- Cover of the first print run, showing Olive Oyl, Little Lulu, Wonder Woman, Sheena, Queen of the Jungle, Mary Marvel and Elsie the Cow, with their fists raised, and the words "women's liberation".

Publication information
- Publisher: Last Gasp
- Format: Standard
- Genre: Underground comix
- Publication date: July 1970
- No. of issues: 1

Creative team
- Artist(s): Trina Robbins, Barbara "Willy" Mendes, Nancy Kalish, Carole, Lisa Lyons, Meredith Kurtzman, Michele Brand
- Editor(s): Trina Robbins and Barbara "Willy" Mendes

= It Ain't Me, Babe (comics) =

1970 one-shot underground comic book

It Ain't Me Babe Comix is a one-shot underground comic book published in 1970. It is the first comic book produced entirely by women. It was co-produced by Trina Robbins and Barbara "Willy" Mendes, and published by Last Gasp. Robbins and other staff members from a feminist newspaper in Berkeley, California, also called It Ain't Me, Babe, contributed. Many of the creators from the It Ain't Me Babe comic went on to contribute to the long-running series Wimmen's Comix.

== Background ==
Female cartoonists Robbins, Mendes, and "Hurricane" Nancy Kalish (who sometimes signed her work "Panzika") were frustrated with the boy's club atmosphere of underground comix, which was dominated by male artists glorying in their depictions of sex, drugs and rock & roll—and the casual misogyny typical of those stories. The editors recruited other contributors, including "Carole" (her last name is unknown, though she is sometimes incorrectly identified as Carol Kalish), Lisa Lyons (a cartoonist for a socialist newspaper), Meredith Kurtzman (cartoonist and daughter of Mad magazine creator Harvey Kurtzman), and Michele Brand (Roger Brand's wife and, according to Robbins, "a better artist").

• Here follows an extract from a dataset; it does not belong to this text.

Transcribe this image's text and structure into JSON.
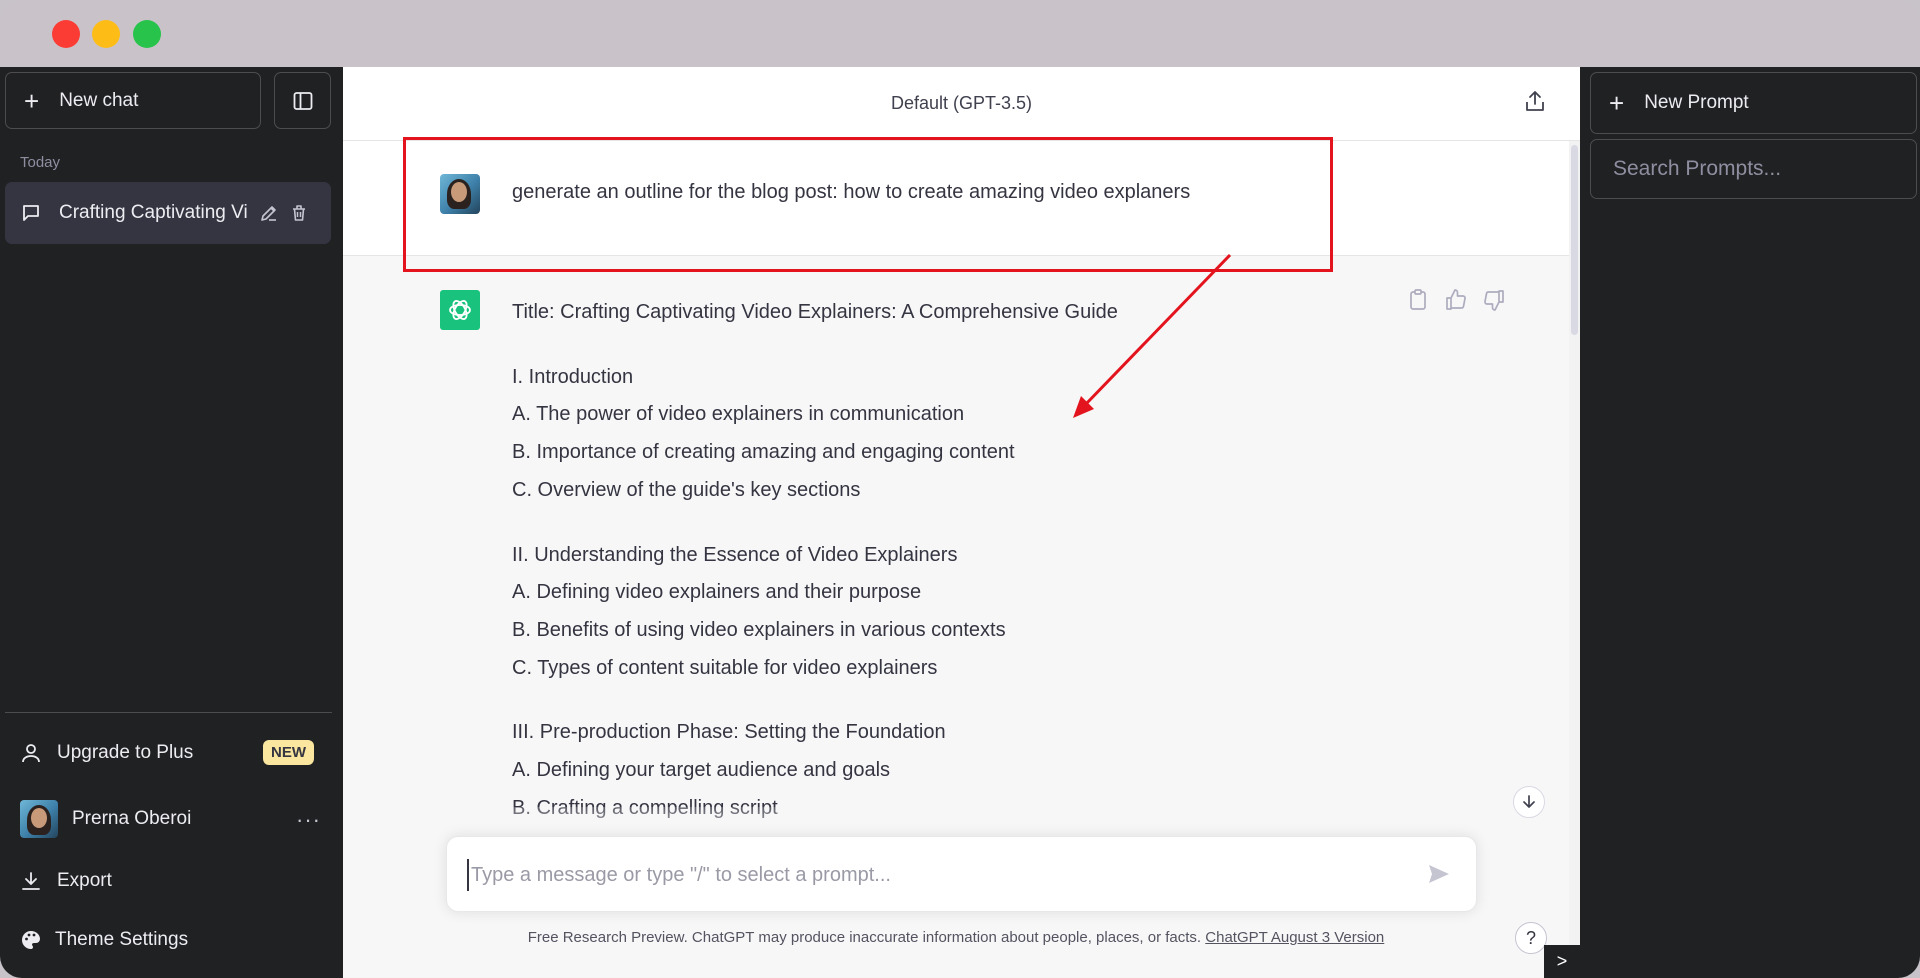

Last Gasp publisher Ron Turner was interested in publishing a comic tied to the women's liberation movement, and he paid Robbins $1,000 for the publishing rights.

== Publication history ==
The 36-page one-shot was published in July 1970. The cover of the first printing featured Olive Oyl, Little Lulu, Wonder Woman, Sheena, Queen of the Jungle, Mary Marvel and Elsie the Cow on a blue-and-fuchsia background with the words "women's liberation"; the second and third covers featured the same characters on a dark-blue-and-green background. The first print run sold 20,000 copies; the second and third sold 10,000 each.

It Ain't Me, Babe was reprinted in The Complete Wimmen's Comix, published by Fantagraphics Books in February 2016.

== Legacy ==
The success of It Ain't Me, Babe led Turner to ask two of his employees, Patricia Moodian and Terre Richards—who teamed with Robbins—to recruit creators for another women's lib comic, which in 1972 became the Wimmen's Comix Collective.